Gerade in der Nähindustrie wird dies oft anders gehandhabt. Die Näherinnen arbeiten oft für einen sehr geringen Lohn, unter unsicheren Arbeitbedingungen, verlieren ihren Job bei Krankheit und können ihre Arbeitszeiten oft nicht in Einklang mit ihren Kindern oder pflegebedürftigen Angehörigen bringen.
(Es gibt auch Firmen, die sich um ihre Näherinnen sorgen, die besser entlohnen und u.a. auch für eine Kinderbetreuung sorgen. Dies soll hier auch gesagt werden und als Ansporn für Nachahmer dienen!)

Doch was können wir im reichen Deutschland dagegen tun?
Das System können wir nicht verändern, aber ein Zeichen setzen und darauf hinweisen, dass sich nicht alle Kleidungsproduzenten okay verhalten.

So hat Susanne von Mamimade zu der Aktion „This is not okay“ aufgerufen. Nähbloggerinnen nähen sich ihr Outfit selbst und präsentieren dieses in einem Online-Katalog. Danke Susanne!

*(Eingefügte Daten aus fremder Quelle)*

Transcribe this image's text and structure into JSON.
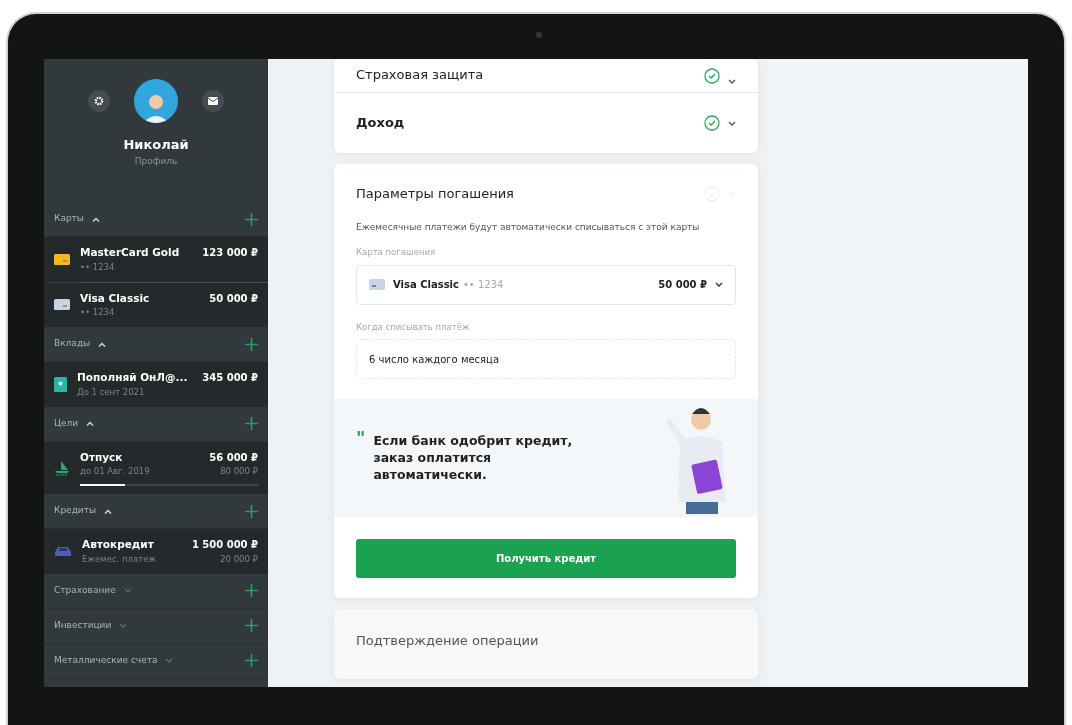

Ich selbst schaffe es nicht, eine sechsköpfige Familie komplett mit selbstgenähter Kleidung versorgen. Jeder von uns besitzt gekaufte Teile – billigere und hochwertigere. Aber ich freue mich, wenn meine Jungs feststellen, dass wenn Mama ein bis zwei Stunden an einem Shirt sitzt und der Stoff dafür gute 10 € kostet, etwas bei einem gekauften T-Shirt für 3 Euro nicht stimmen kann. Und wenn dann der Wunsch aufkommt, ob ich nicht das nächste Shirt, Hemd, kurze Hose oder Decke nähen könne, dann bin ich richtig stolz auf meine Jungs.